Over that summer a number of people, notably Rael Vodicka, Everett Germain, Adele Dolansky, Wally Watson, and Mavis Derflinger began laying the groundwork for the organization. In the meantime, a number of Virginia and Maryland clubs continued organizing teams, while hosting and traveling to out-of-state tournaments.

In November 1973 the leadership met at the George Mason Regional Library in Annandale VA and formally voted in its original board with Rael Vodicka as president.

Working over the winter the board decided on two points for spring 1974. First there would be four age groups: girls born in 1957, 1960, 1961 and 1963. Second, they would affiliate with the newly arrived Virginia Youth Soccer Association as the overriding arbitrator.

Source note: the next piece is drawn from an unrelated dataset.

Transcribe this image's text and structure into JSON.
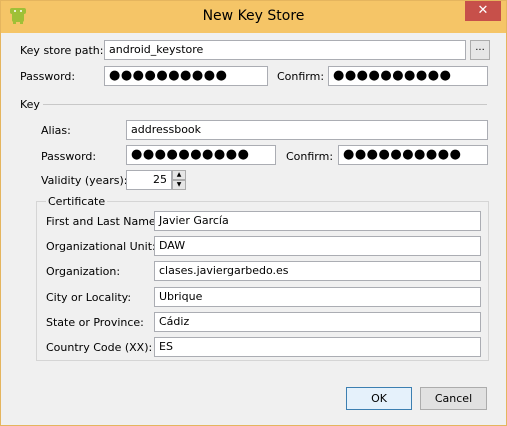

Notable alumni of the Washington Area Girls Soccer League include Mia Hamm (former U.S. Women's National Team), Andi Sullivan (Stanford University, current U.S. Under 20 Women's National Team), Ali Krieger (Washington Spirit, current U.S. Women's National Team), Caroline Kelly (Virginia Tech University), Noelle Keselica (UVA, Women's Professional League) and Midge Purce (Harvard University, former U.S. Under 20 Women's National Team), Kim Crabbe (NCAA Champions George Mason University).